В изложении Иринея эта символика представляется в следующем виде: Премудрость-София
(последний член Плеромы) воззрела ввысь и возжелала стать подобной Неизреченному Началу, создав из себя ряд совершенных эманаций. Но этот импульс творчества ей непосилен и влечет за собой ее отпадение от Совершенной Полноты Божества. Плерома за ней замыкается, и отныне отделяется от падшей Софии таинственным Пределом ('Οροζ)[365]. Двадцать девятый член Плеромы, соответствующий Софии в последней сизигии, мужской эон Желанный, оставшись без своей пары, втягивается обратно всей Плеромою и в ней растворяется. Таким образом на месте последней сизигии образуется пустота, — гармония Божественной Полноты нарушена, и в самую Сущность Божества закрадывается неудовлетворенность, желание восстановить поколебленное равновесие Плеромы. Мы здесь видим образное выражение чрезвычайно глубокой мысли: мировая драма Богоискательства развертывается не в одном только низшем мире, но и в высшей умозримой области Божественной Идеи; если низший мир жаждет реинтеграции в Божественную Сущность, то и высший идеальный мир Божества стремится к возвращению в первобытное состояние Самодовлеющей, Бесстрастной, неизъяснимо-бездеятельной Полноты.
Отпавшая от Плеромы София
отдается импульсу творчества. Но в ней нет активного созидательного начала, она — пассивно-«женский» элемент и поэтому не может дать совершенного произведения. Она пытается творить с помощью «тени прошлого» (т. е. воспоминания о прежде познанном совершенстве), но ей удается только выделить из себя всю свою Божественную Сущность, которая принимает образ нового эона — Христа. Христос у вместивший весь Божественный элемент Своей матери Софии и освободившийся от ее низшей субстанции, немедленно возносится к Плероме и, переступив через Предел, входит в Нее. Пробел, образовавшийся в Плероме после отпадения Софии и растворения Желанного в остальных эманациях, теперь заполняется через помещение в Плерому двух новых эонов: Христа, исшедшего из Софии, и Духа Святого (Πνευμα Άγιον), произведенного Истиной (т. е. второй высшей сизигией) для укрепления остальных эонов и полного их просвещения.
Между тем София
(обозначаемая иногда также наименованием Ахамот, Άχαμωβ), лишенная своей Божественной Сущности, тоскует и мятется, продолжая творить вне Плеромы с помощью «тени прошлого»[366]. Она создает Демиурга, в которого влагает свой душевный (психический) элемент: это — Мировая Душа, сверхкосмическая сила, образующая мировое сознание. Вместе с Демиургом София создает и грубейший материальный принцип, олицетворяемый «левым князем», или сатаной: это — низшая космическая сила, мировая энергия, присущая материи.
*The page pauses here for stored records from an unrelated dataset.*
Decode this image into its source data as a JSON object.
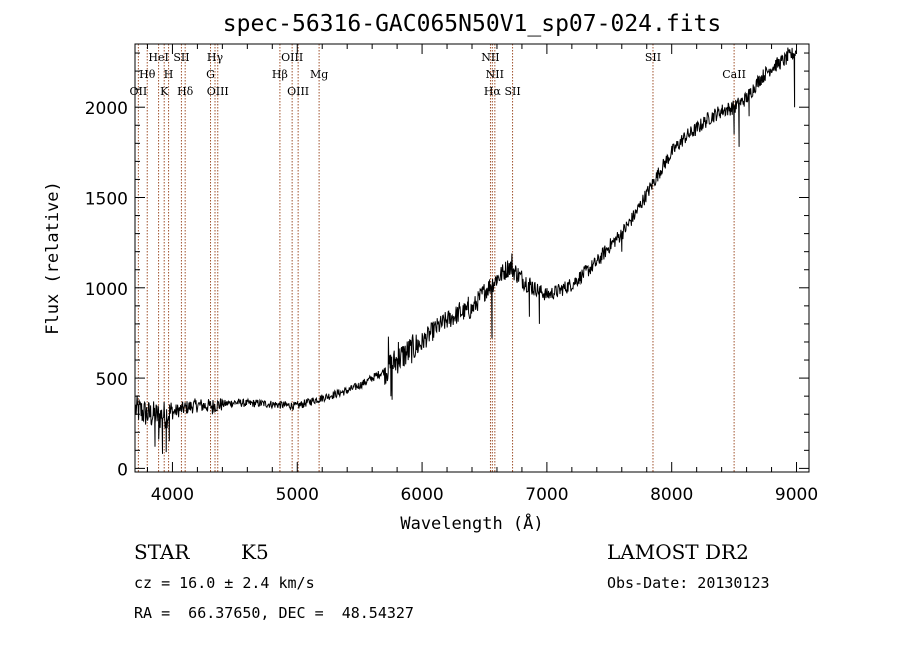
{
  "chart_data": {
    "type": "line",
    "title": "spec-56316-GAC065N50V1_sp07-024.fits",
    "xlabel": "Wavelength (Å)",
    "ylabel": "Flux (relative)",
    "xlim": [
      3700,
      9100
    ],
    "ylim": [
      -20,
      2350
    ],
    "x_ticks": [
      4000,
      5000,
      6000,
      7000,
      8000,
      9000
    ],
    "y_ticks": [
      0,
      500,
      1000,
      1500,
      2000
    ],
    "x_tick_labels": [
      "4000",
      "5000",
      "6000",
      "7000",
      "8000",
      "9000"
    ],
    "y_tick_labels": [
      "0",
      "500",
      "1000",
      "1500",
      "2000"
    ],
    "grid": false,
    "line_color": "#000000",
    "marker_color": "#a0522d",
    "lines": [
      {
        "name": "OII",
        "wave": 3727,
        "row": 3
      },
      {
        "name": "Hθ",
        "wave": 3798,
        "row": 2
      },
      {
        "name": "HeI",
        "wave": 3889,
        "row": 1
      },
      {
        "name": "K",
        "wave": 3934,
        "row": 3
      },
      {
        "name": "H",
        "wave": 3969,
        "row": 2
      },
      {
        "name": "SII",
        "wave": 4072,
        "row": 1
      },
      {
        "name": "Hδ",
        "wave": 4102,
        "row": 3
      },
      {
        "name": "Hγ",
        "wave": 4341,
        "row": 1
      },
      {
        "name": "G",
        "wave": 4305,
        "row": 2
      },
      {
        "name": "OIII",
        "wave": 4363,
        "row": 3
      },
      {
        "name": "OIII",
        "wave": 4959,
        "row": 1
      },
      {
        "name": "Hβ",
        "wave": 4861,
        "row": 2
      },
      {
        "name": "OIII",
        "wave": 5007,
        "row": 3
      },
      {
        "name": "Mg",
        "wave": 5175,
        "row": 2
      },
      {
        "name": "NII",
        "wave": 6548,
        "row": 1
      },
      {
        "name": "NII",
        "wave": 6583,
        "row": 2
      },
      {
        "name": "Hα",
        "wave": 6563,
        "row": 3
      },
      {
        "name": "SII",
        "wave": 6725,
        "row": 3
      },
      {
        "name": "SII",
        "wave": 7850,
        "row": 1
      },
      {
        "name": "CaII",
        "wave": 8500,
        "row": 2
      }
    ],
    "spectrum_continuum": [
      [
        3700,
        330
      ],
      [
        3800,
        300
      ],
      [
        3900,
        290
      ],
      [
        4000,
        310
      ],
      [
        4100,
        335
      ],
      [
        4200,
        350
      ],
      [
        4300,
        345
      ],
      [
        4400,
        355
      ],
      [
        4500,
        365
      ],
      [
        4600,
        360
      ],
      [
        4700,
        360
      ],
      [
        4800,
        355
      ],
      [
        4900,
        350
      ],
      [
        5000,
        345
      ],
      [
        5100,
        370
      ],
      [
        5200,
        390
      ],
      [
        5300,
        410
      ],
      [
        5400,
        430
      ],
      [
        5500,
        460
      ],
      [
        5600,
        500
      ],
      [
        5700,
        540
      ],
      [
        5800,
        600
      ],
      [
        5900,
        650
      ],
      [
        6000,
        700
      ],
      [
        6100,
        770
      ],
      [
        6200,
        820
      ],
      [
        6300,
        860
      ],
      [
        6400,
        880
      ],
      [
        6500,
        980
      ],
      [
        6600,
        1050
      ],
      [
        6700,
        1120
      ],
      [
        6800,
        1050
      ],
      [
        6900,
        1000
      ],
      [
        7000,
        960
      ],
      [
        7100,
        985
      ],
      [
        7200,
        1020
      ],
      [
        7300,
        1080
      ],
      [
        7400,
        1140
      ],
      [
        7500,
        1230
      ],
      [
        7600,
        1300
      ],
      [
        7700,
        1400
      ],
      [
        7800,
        1520
      ],
      [
        7900,
        1640
      ],
      [
        8000,
        1750
      ],
      [
        8100,
        1830
      ],
      [
        8200,
        1880
      ],
      [
        8300,
        1940
      ],
      [
        8400,
        1980
      ],
      [
        8500,
        2000
      ],
      [
        8600,
        2050
      ],
      [
        8700,
        2150
      ],
      [
        8800,
        2220
      ],
      [
        8900,
        2260
      ],
      [
        8980,
        2300
      ]
    ],
    "spectrum_features": [
      [
        3860,
        120
      ],
      [
        3890,
        160
      ],
      [
        3920,
        80
      ],
      [
        3950,
        90
      ],
      [
        3975,
        150
      ],
      [
        4320,
        300
      ],
      [
        5730,
        730
      ],
      [
        5750,
        400
      ],
      [
        5760,
        380
      ],
      [
        5810,
        700
      ],
      [
        6200,
        800
      ],
      [
        6300,
        920
      ],
      [
        6370,
        950
      ],
      [
        6560,
        720
      ],
      [
        6600,
        1070
      ],
      [
        6720,
        1190
      ],
      [
        6860,
        840
      ],
      [
        6940,
        800
      ],
      [
        7600,
        1200
      ],
      [
        8500,
        1850
      ],
      [
        8540,
        1780
      ],
      [
        8620,
        1950
      ],
      [
        8930,
        2330
      ],
      [
        8985,
        2000
      ],
      [
        8995,
        1000
      ]
    ]
  },
  "info": {
    "object_class": "STAR",
    "subclass": "K5",
    "survey": "LAMOST DR2",
    "cz": "cz = 16.0 ± 2.4 km/s",
    "obs_date": "Obs-Date: 20130123",
    "coords": "RA =  66.37650, DEC =  48.54327"
  }
}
Таким образом положено начало материальному миру и его эволюции, развивающейся вне идеальной области Божества.
С введением в Плерому двух новых эонов (Христа
и Духа Святого) вновь завершен мистический круг 30 проявлений Божества; остается освободить психическую сущность Софии, заключенную в низшем мире, и освобождение это совершается через нового эона, Иисуса. Но тут Ириней безнадежно запутывается в валентинианских идеях и ограничивается указанием на полное разногласие в мнениях о происхождении часть валентиниан считала Его проявлением эона Желанного, другие полагали, что Его произвел эон Христос, иные приписывали произведение Его сизигии Человека и Церкви. Ипполит сообщает[367], что именно вопрос сотериологический — о происхождении Иисуса и о значении явления Его в мире — послужил поводом к расколу в среде валейтинианства и к распаду его на две школы: восточную, строго-докетическую, и западную, признавшую в Иисусе психическую (не только пневматическую) субстанцию. По-видимому, Ириней совершенно не мог выяснить взглядов самого Валентина на этот вопрос; с этого момента он круто обрывает свой пересказ учения Валентина и приступает к изложению систем тех его учеников, о которых раньше не упоминал. Таким образом, из наших рук ускользает нить, которой мы до сих пор держались: покинув на время Иринея и его беспорядочные общие сведения о валентинианских идеях, мы перейдем теперь к автору Философумен и к системе, приписанной им Валентину. Сведения Философумен мы можем дополнить данными Климента Александрийского, почти всегда согласными с ними. Неизреченное Первоначало Божества именуется в Философуменах Отцом Нерожденным, Одиноким, вмещающим в Себе потенции всего имеющего быть, но пребывающим в самодовлеющем покое вне времени и пространства или иных мыслимых условий бытия[368].